The implications of these studies are several fold. First, by identifying specific molecules that are critical for metastasis, these investigators have provided new potential therapeutic targets. One could imagine for instance, that drugs which inhibit ezrin expression or function could potentially diminish the ability for pediatric sarcomas to metastasize. Since patients are more likely to die from metastasis than primary tumors, the identification of therapies that can specifically target metastatic tumor cells is critically important. Beyond the potential for new therapies however, these studies also illustrate what most practicing oncologists come to appreciate over time but which may not be apparent to patients and their families.
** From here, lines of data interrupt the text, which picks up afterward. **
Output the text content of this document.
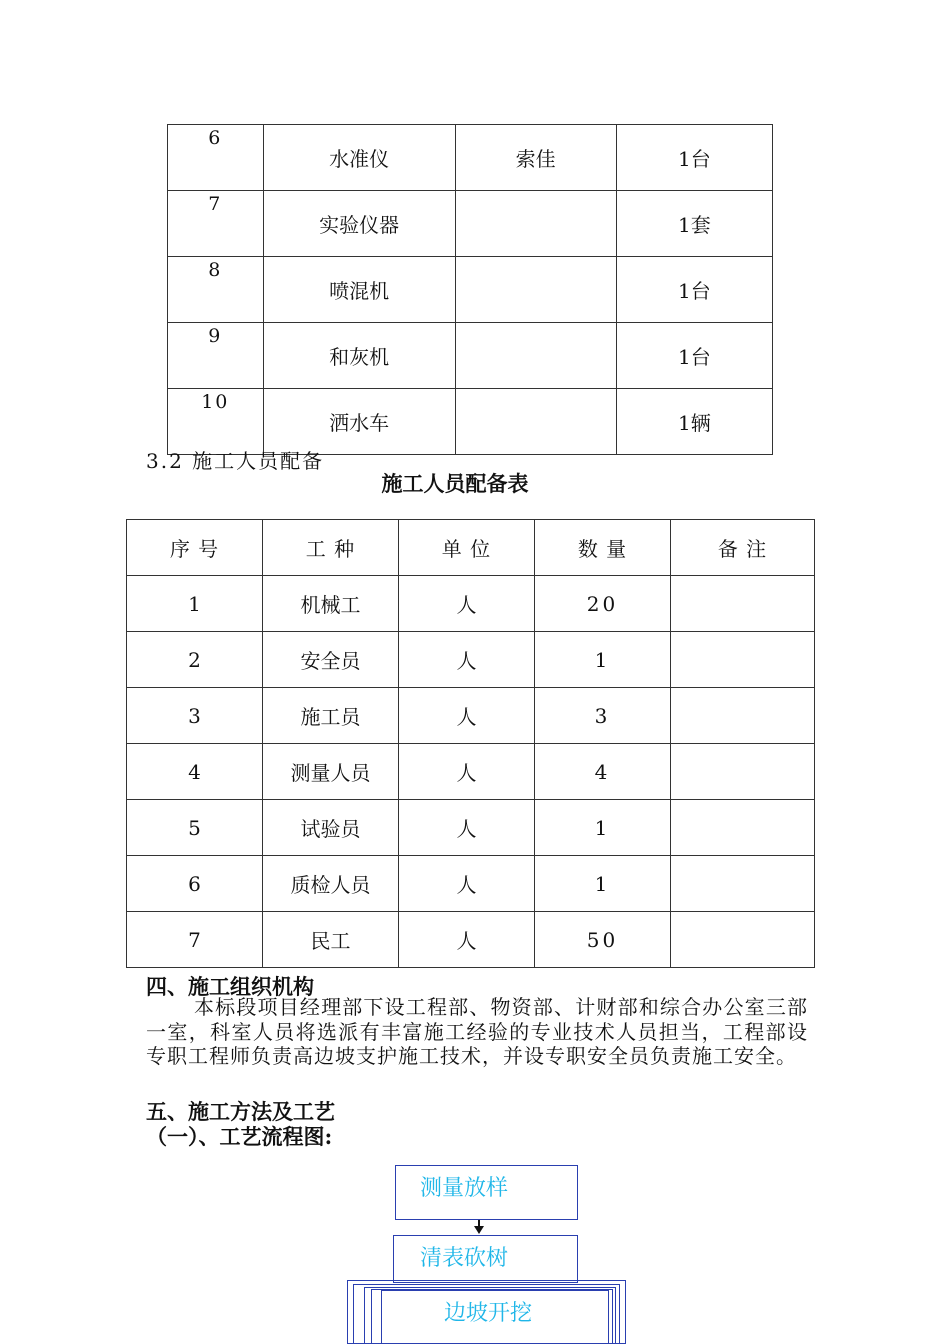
6	水准仪	索佳	1台
7	实验仪器		1套
8	喷混机		1台
9	和灰机		1台
10	洒水车		1辆

3.2 施工人员配备

施工人员配备表

序 号	工 种	单 位	数 量	备 注
1	机械工	人	20	
2	安全员	人	1	
3	施工员	人	3	
4	测量人员	人	4	
5	试验员	人	1	
6	质检人员	人	1	
7	民工	人	50	

四、施工组织机构

本标段项目经理部下设工程部、物资部、计财部和综合办公室三部一室，科室人员将选派有丰富施工经验的专业技术人员担当，工程部设专职工程师负责高边坡支护施工技术，并设专职安全员负责施工安全。

五、施工方法及工艺

（一）、工艺流程图:

测量放样
清表砍树
边坡开挖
That is that some tumors are highly aggressive and metastasize early even in the face of a quick diagnosis. Others tend to be less aggressive, and may not metastasize, even when there has been a long delay in the time to diagnosis. This is not to suggest that primary care physicians should not become more adept at rendering a diagnosis of sarcoma earlier in young patients with recurring and unexplained pain. However, the emerging science would suggest that the genetic signature of the tumor may be a more important factor than the time from symptom onset to diagnosis in determining whether or not metastases are present at the time of clinical presentation.
References
The membrane-cytoskeleton linker ezrin is necessary for osteosarcoma metastasis, by Chand Khanna, Xiaolin Wan, Seuli Bose, Ryan Cassaday, Osarenoma Olomu, Arnulfo Mendoza, Choh Yeung, Richard Gorlick, Stephen M Hewitt and Lee J Helman, Nature Medicine, February 2004 Volume 10 Number 2 pp 182-186.
Expression profiling identifies the cytoskeletal organizer ezrin and the developmental homeoprotein Six-1 as key metastatic regulators, by Merlino, February 2004 Volume 10 Number 2 pp 175-181.